Sem pensar em alternativa, eu então implorei:
- Eu imploro! Imploro sim! Imploro pelo amor de tudo que há de mais sagrado... Eu imploro. Eu juro que se você me tirar daqui eu não cobro nada à ninguém o que houve! De verdade! - dei uma pausa para ver se minha agonia e sofrimento já haviam suprido seu desejo. Sem resposta alguma eu continuo - Só... Só por favor me tira daqui...
Coloco minhas mãos enlameadas sob meu cabelo. Alisei-o por completo umas cinco ou seis vezes de ansiedade provavelmente
Não mais acreditado que haveria a mais remota chance de sair dali, começo a pensar nas coisas que gostaria de fazer... Gostaria de ficar bêbado, ficar chapado, ir ao túmulo de minha mãe (esse último principalmente...) Quem sabe arranjar uma namorada legal, ter uns 2 ou 3 filhos. Ir ao parque de vez em quando. Mas não adiantaria de nada mesmo pensar nas possibilidades já que, afinal, eu seria privado disso.
Ouvi mais um pigarro e então senti como se o tal do dono do cativeiro tivesse se sentado bem a minha frente. Meus pensamentos mudam de repente, como se aquele fiozinho de esperança tivesse brotado do chão
- Agora sim... Você até que é bom nisso sabia? Já vi muitas pessoas que imploravam bem pior sabia ceguinho? Elas começam a falar das suas de suas vidinhas medíocres e sem graça, dizendo o que gostariam de fazer antes de morrer... Mas ora, se eles queriam tanto assim, por que não o fizeram né? Afinal, se não tivesse sido eu, poderia ser um ônibus, uma alergia severa, um incêndio... ou qualquer coisa assim. Pessoas são muito ingratas.
Fiz uma cara de surpresa, não entendi ao certo se ele realmente pensava isso ou se falava por saber o que eu estava pensando.
Até que ele tinha razão. As pessoas sempre agem como se a vida fosse durar pra sempre, mas não é bem assim... Revi meus pensamentos e me deparei com uma grande hipocrisia: nunca havia feito nada para ver o túmulo de minha mãe. Absolutamente nada. Nunca havia nem mexido um dedo se quer para ir vê-la. Isso me fazia uma pessoa ruim?
Infelizmente fui cortado dos meus pensamentos quando ele lançou uma pergunta que me deixou com nó no estômago:
- Não está preocupado com a menina? Não fez nenhuma pergunta...
- Daniela...? - então me sinto apavorado ao imaginar um mundo sem ela. O que, pra mim, era impossível

(Visão de Daniela)

Vejo então Bruna se retirando da posição e indo ao final da sala, acho que ela já sabia o que aconteceria agora. Eu estava com um frio na barriga inexplicável.
Todas as meninas saíram e foram em uma direção, eu fui a última.

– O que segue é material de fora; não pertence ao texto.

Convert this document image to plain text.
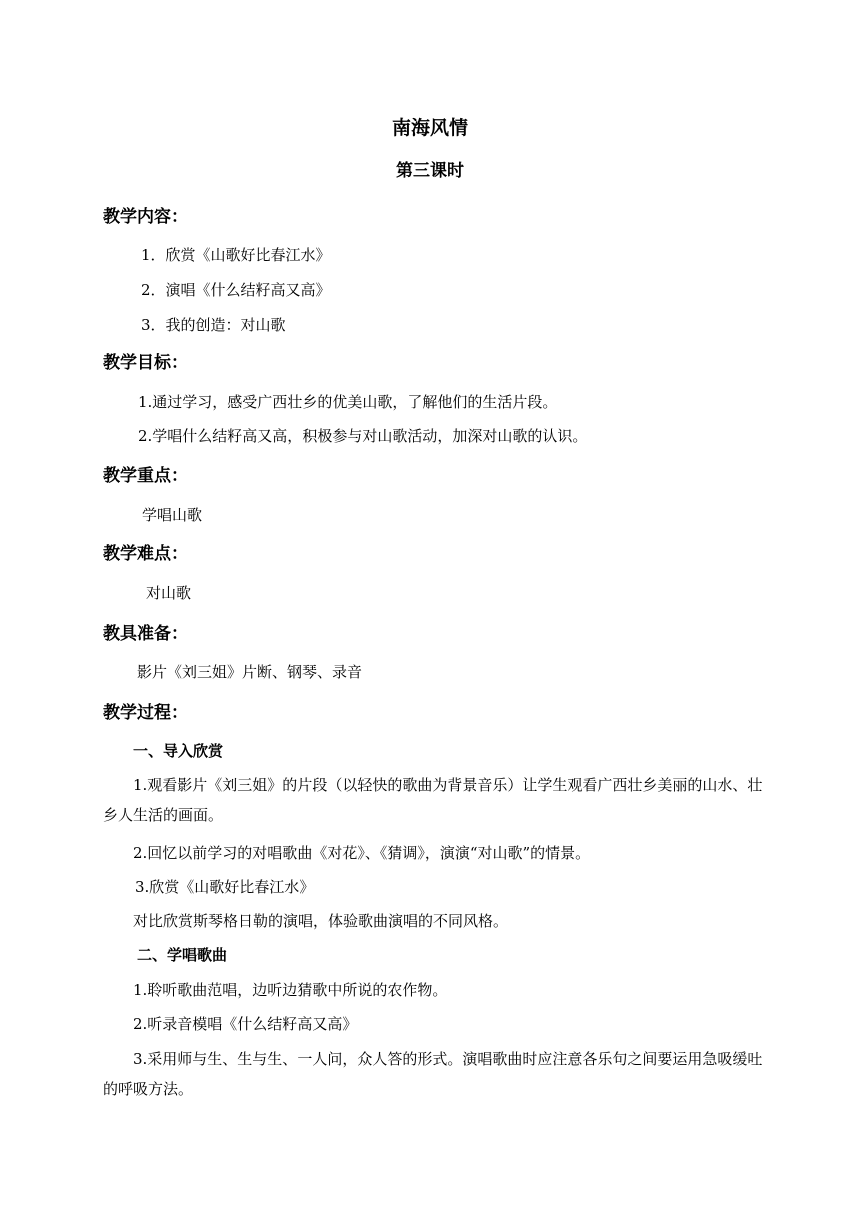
南海风情
第三课时
教学内容：
1．欣赏《山歌好比春江水》
2．演唱《什么结籽高又高》
3．我的创造：对山歌
教学目标：
1.通过学习，感受广西壮乡的优美山歌，了解他们的生活片段。
2.学唱什么结籽高又高，积极参与对山歌活动，加深对山歌的认识。
教学重点：
学唱山歌
教学难点：
对山歌
教具准备：
影片《刘三姐》片断、钢琴、录音
教学过程：
一、导入欣赏
1.观看影片《刘三姐》的片段（以轻快的歌曲为背景音乐）让学生观看广西壮乡美丽的山水、壮乡人生活的画面。
2.回忆以前学习的对唱歌曲《对花》、《猜调》，演演“对山歌”的情景。
3.欣赏《山歌好比春江水》
对比欣赏斯琴格日勒的演唱，体验歌曲演唱的不同风格。
二、学唱歌曲
1.聆听歌曲范唱，边听边猜歌中所说的农作物。
2.听录音模唱《什么结籽高又高》
3.采用师与生、生与生、一人问，众人答的形式。演唱歌曲时应注意各乐句之间要运用急吸缓吐的呼吸方法。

Mike então se dirige única e exclusivamente para Gabriel:
- Gabriel apresente a ajuda. - ele disse firme e forte. Como se estivesse bravo com a minha presença naquele local que parecia ser sagrado para ele.
- Ajuda se apresenta por: Daniela. Idade: 15 anos. Não tenho conhecimento de suas origens... Se apresente ajuda - e passou a palavra pra mim.

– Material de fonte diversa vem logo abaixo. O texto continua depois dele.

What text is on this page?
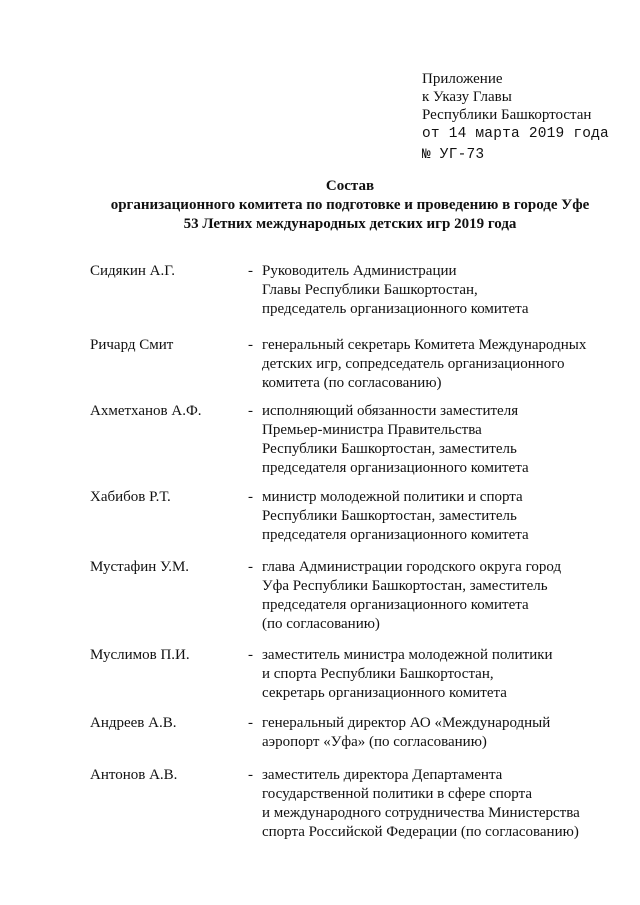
Приложение
к Указу Главы
Республики Башкортостан
от 14 марта 2019 года
№ УГ-73
Состав
организационного комитета по подготовке и проведению в городе Уфе
53 Летних международных детских игр 2019 года
Сидякин А.Г.	- Руководитель Администрации
Главы Республики Башкортостан,
председатель организационного комитета
Ричард Смит	- генеральный секретарь Комитета Международных
детских игр, сопредседатель организационного
комитета (по согласованию)
Ахметханов А.Ф.	- исполняющий обязанности заместителя
Премьер-министра Правительства
Республики Башкортостан, заместитель
председателя организационного комитета
Хабибов Р.Т.	- министр молодежной политики и спорта
Республики Башкортостан, заместитель
председателя организационного комитета
Мустафин У.М.	- глава Администрации городского округа город
Уфа Республики Башкортостан, заместитель
председателя организационного комитета
(по согласованию)
Муслимов П.И.	- заместитель министра молодежной политики
и спорта Республики Башкортостан,
секретарь организационного комитета
Андреев А.В.	- генеральный директор АО «Международный
аэропорт «Уфа» (по согласованию)
Антонов А.В.	- заместитель директора Департамента
государственной политики в сфере спорта
и международного сотрудничества Министерства
спорта Российской Федерации (по согласованию)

- Oi gente... Ér... Eu sou a Daniela e... - Mike não me deixou acabar de falar e interrompeu.
- Gabriel, tu sempre tem que foder o grupo inteiro? Cadê a Regina? Ela sim sabia dos rituais, do lema, e de todo resto. Quem caralhos é "Daniela" em? Sem querer ofender. - disse meu nome em tom de deboche e olhou pra mim um tanto quanto bravo.

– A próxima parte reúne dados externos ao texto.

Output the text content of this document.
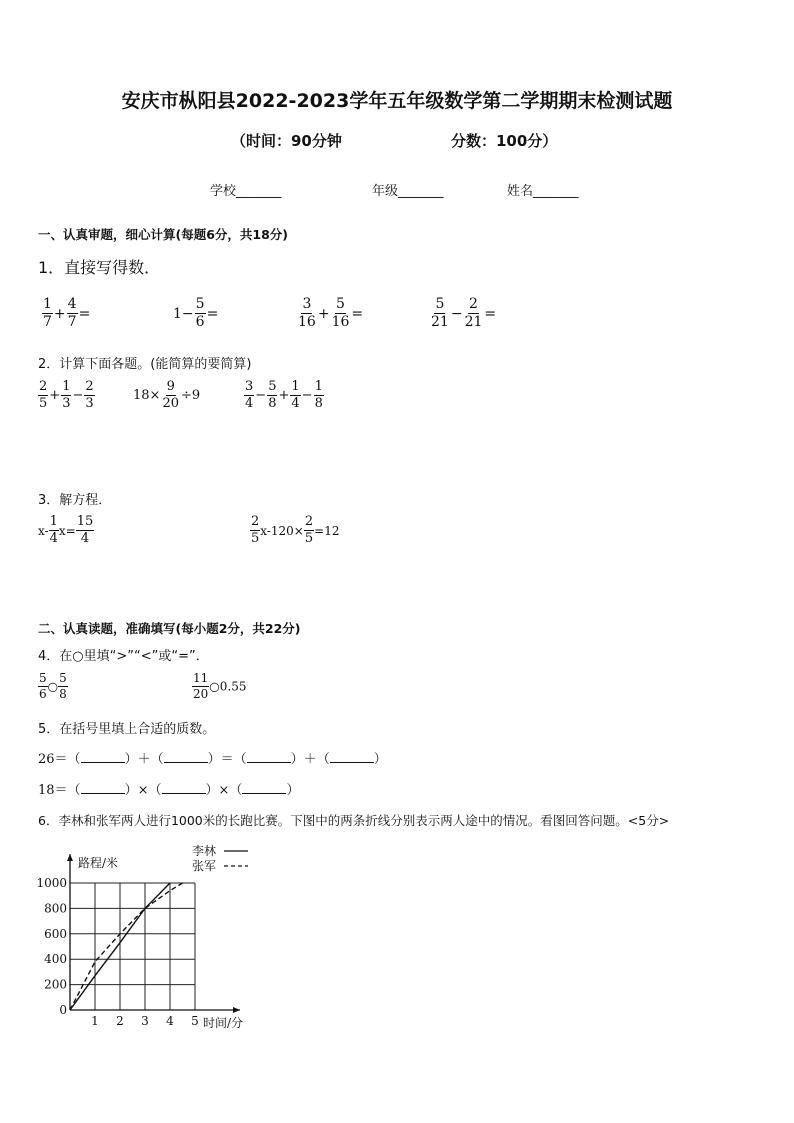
安庆市枞阳县2022-2023学年五年级数学第二学期期末检测试题
（时间：90分钟	分数：100分）
学校_______	年级_______	姓名_______
一、认真审题，细心计算(每题6分，共18分)
1．直接写得数．
$\frac{1}{7} + \frac{4}{7}$ =	$1- \frac{5}{6}$ =	$\frac{3}{16} + \frac{5}{16}$ =	$\frac{5}{21} - \frac{2}{21}$ =
2．计算下面各题。(能简算的要简算)
$\frac{2}{5} + \frac{1}{3} - \frac{2}{3}$	$18\times \frac{9}{20} \div 9$	$\frac{3}{4} - \frac{5}{8} + \frac{1}{4} - \frac{1}{8}$
3．解方程．
$x- \frac{1}{4} x= \frac{15}{4}$	$\frac{2}{5} x-120\times \frac{2}{5} =12$
二、认真读题，准确填写(每小题2分，共22分)
4．在○里填“>”“<”或“=”．
$\frac{5}{6}$ ○ $\frac{5}{8}$	$\frac{11}{20}$ ○0.55
5．在括号里填上合适的质数。
26＝（	）＋（	）＝（	）＋（	）
18＝（	）×（	）×（	）
6．李林和张军两人进行1000米的长跑比赛。下图中的两条折线分别表示两人途中的情况。看图回答问题。<5分>
1 2 3 4 5
0
200
400
600
800
1000
路程/米
时间/分
李林
张军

- Pega leve com ela Mike. A Regina quer começar o próprio grupo de justiceiros, acha que pode ajudar mais que a gente. Chama-se "ignorados", pouco criativo eu sei... Irritado eu larguei ela e pedi pra que nunca mais apareça aqui. Ninguém se mete com os Problemáticos. Nós somos demais e não vamos nos deixar vencer por eles né gente?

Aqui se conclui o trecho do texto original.